Quelle section de tasseau pour poser du placo avec isolant ?
La section minimale recommandée est 50 × 50 mm, car elle permet d’intégrer un isolant de 40 à 45 mm d’épaisseur tout en ménageant une lame d’air de 20 mm côté froid, essentielle pour éviter les condensations. Avec cette dimension, vous assurez aussi la rigidité suffisante pour des plaques BA13 standard. Si vous utilisez du BA15 ou un isolant semi-rigide plus épais, passez à 55 ou 60 mm. Cette recommandation est issue des guides techniques de Woodup et corroborée par les pratiques courantes en doublage de mur.
Peut-on poser du placo directement sur un mur en bois ancien sans fourrures ?
Non, sauf si le mur est parfaitement plan et sain.
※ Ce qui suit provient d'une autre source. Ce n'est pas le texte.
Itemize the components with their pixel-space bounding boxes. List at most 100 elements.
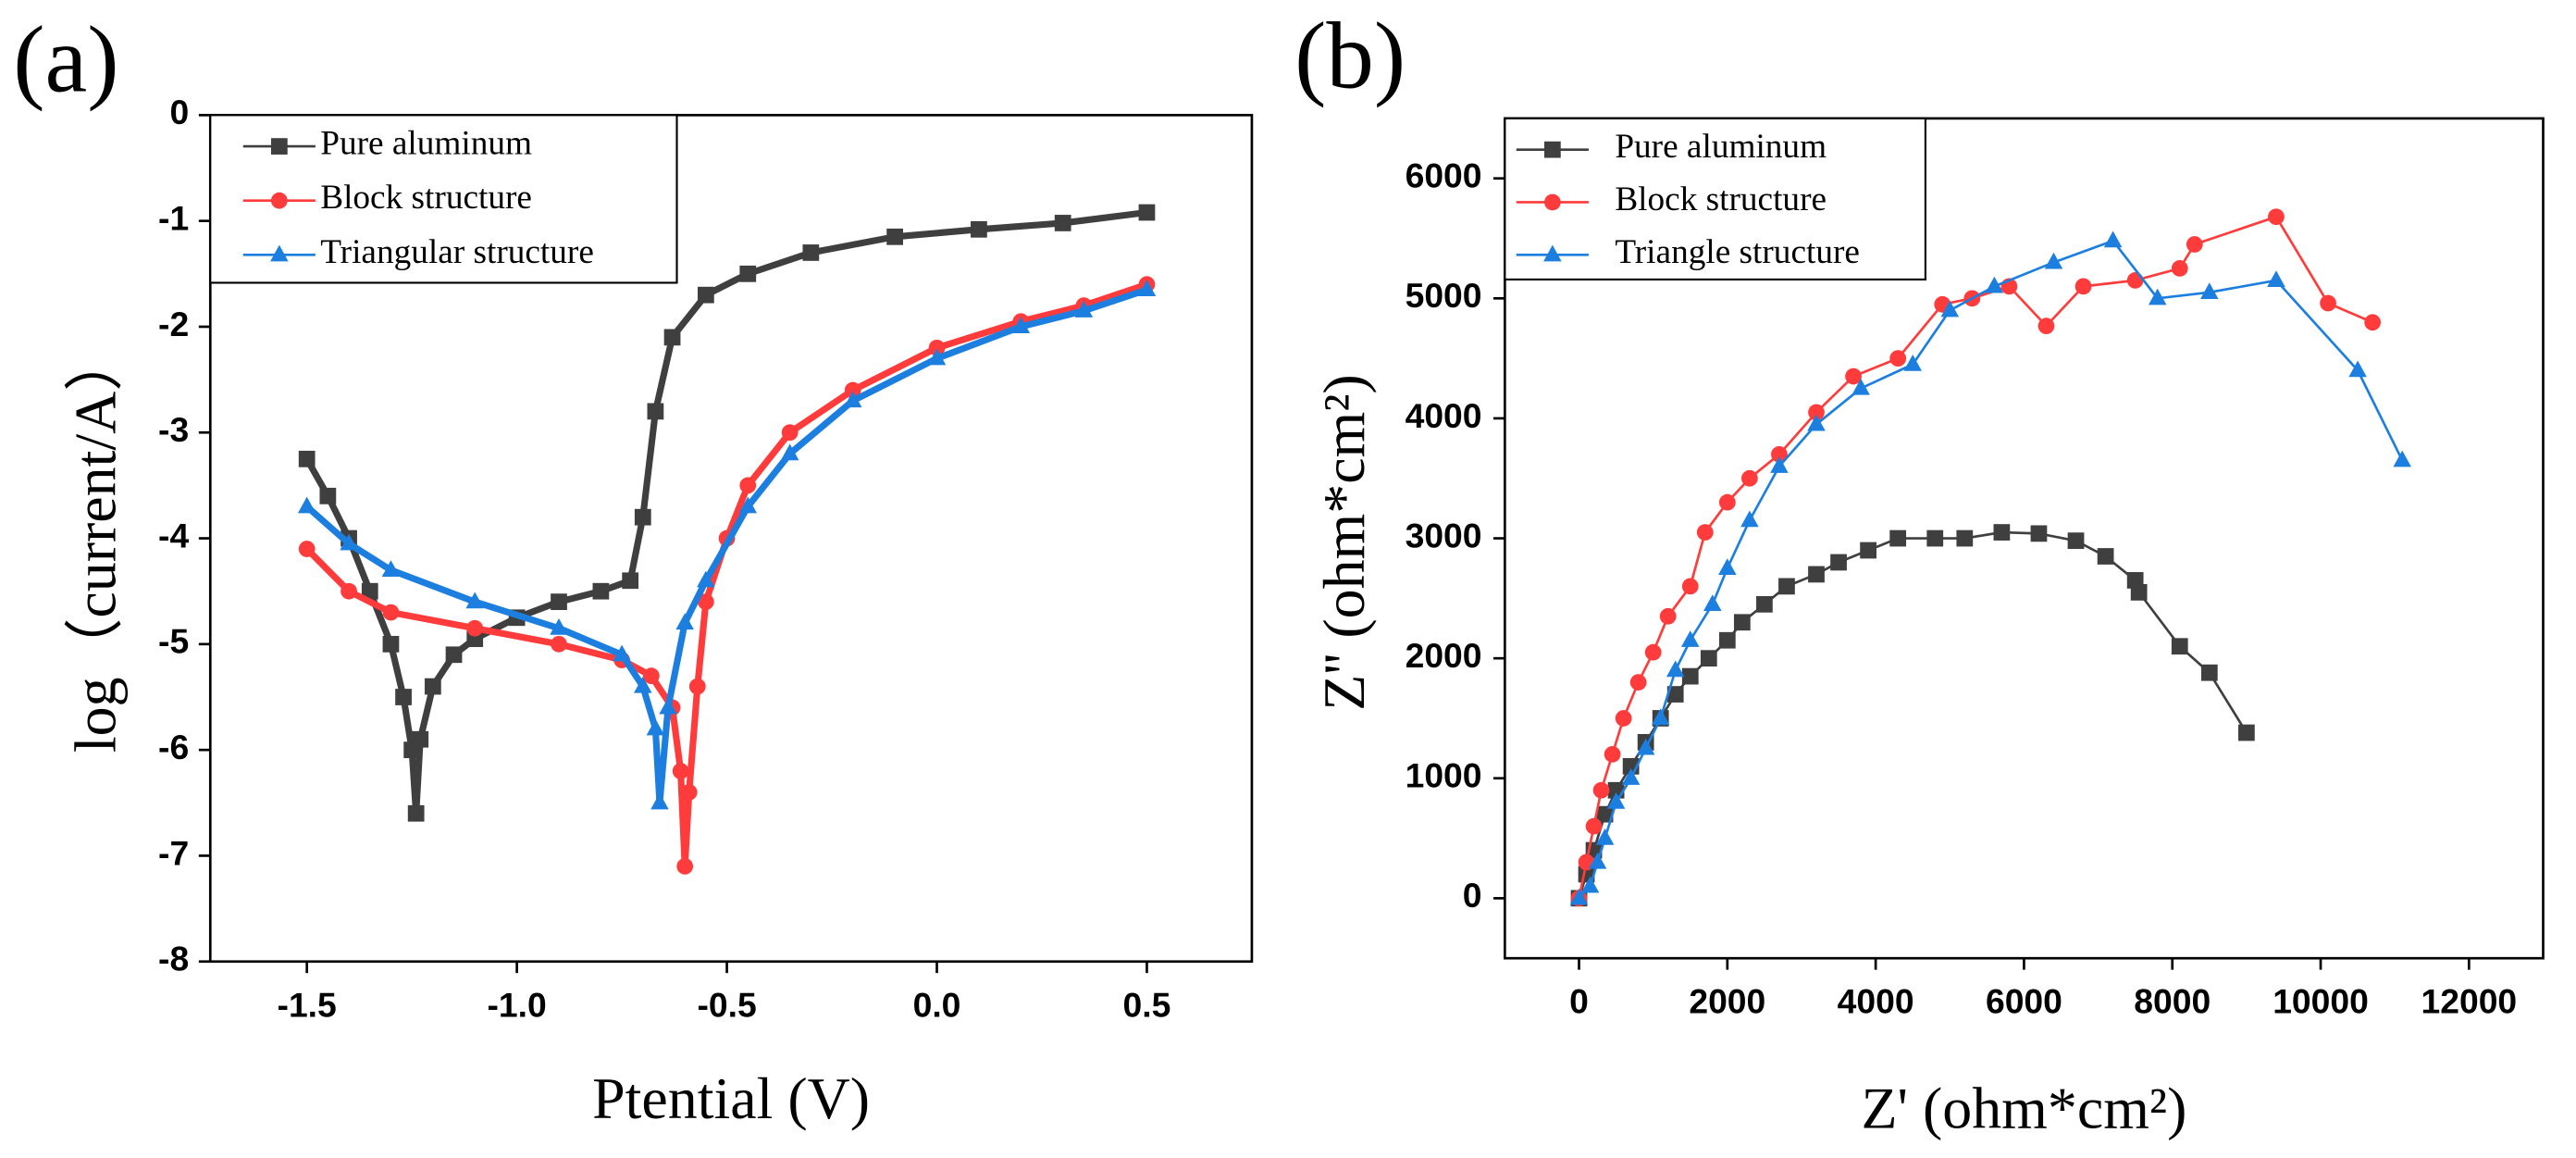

Le bois ancien présente souvent des variations d’humidité, des vrillages ou des attaques d’insectes qui empêchent une fixation durable. Il faut d’abord vérifier l’état du support, traiter si nécessaire, puis fixer une ossature de tasseaux qui rattrape les défauts. Le collage direct sur bois massif est déconseillé car la plaque n’aura aucun jeu pour absorber les mouvements du support. Ce principe est rappelé par les experts sur ActionDiag.
Fermacell ou Placo Impact : lequel choisir sur ossature bois ?
Le Fermacell est supérieur si vous cherchez la longévité maximale et une bonne régulation de l’humidité, car c’est une plaque hygrovariable qui supporte très bien les mouvements du bois. Elle offre aussi une excellente isolation phonique et une résistance au feu de 30 minutes. Le Placo Impact est moins cher, plus facile à couper et offre une bonne rigidité sur bois avec un traitement anti-vibrations. Si votre budget le permet, Fermacell est idéal pour les pièces humides ou les cloisons mitoyennes, comme l’explique le comparatif de Kenzai.
Comment éviter les fissures sur un placo posé sur du bois ?
Pour prévenir les fissures, il faut maîtriser l’hygrométrie du bois (taux d’humidité inférieur à 20 %), utiliser une visserie adaptée (vis TTPC 35 mm minimum), respecter un entraxe de 60 cm maximum pour les montants, et poser les plaques en quinconce avec un jeu de dilatation de 5 à 10 mm en pied. L’application soignée des bandes à joint et l’utilisation de plaques rigides comme le Placo Impact ou le BA15 aident à absorber les micro-mouvements. Les conseils détaillés de MonEquerre confirment ces bonnes pratiques.
Quel entraxe respecter pour des tasseaux de placo au plafond ?
L’entraxe maximal pour des tasseaux de plafond est de 40 cm, contre 60 cm pour les murs. Cette réduction s’explique par la charge verticale exercée par le poids des plaques, qui impose une ossature plus serrée pour éviter tout fléchissement. Si vous utilisez du BA15 (plus lourd) ou si l’isolant dépasse 100 mm, ramenez l’entraxe à 35 cm. La norme DTU 25.41 et les retours d’expérience sur MonPlatrier.pro confirment cette exigence.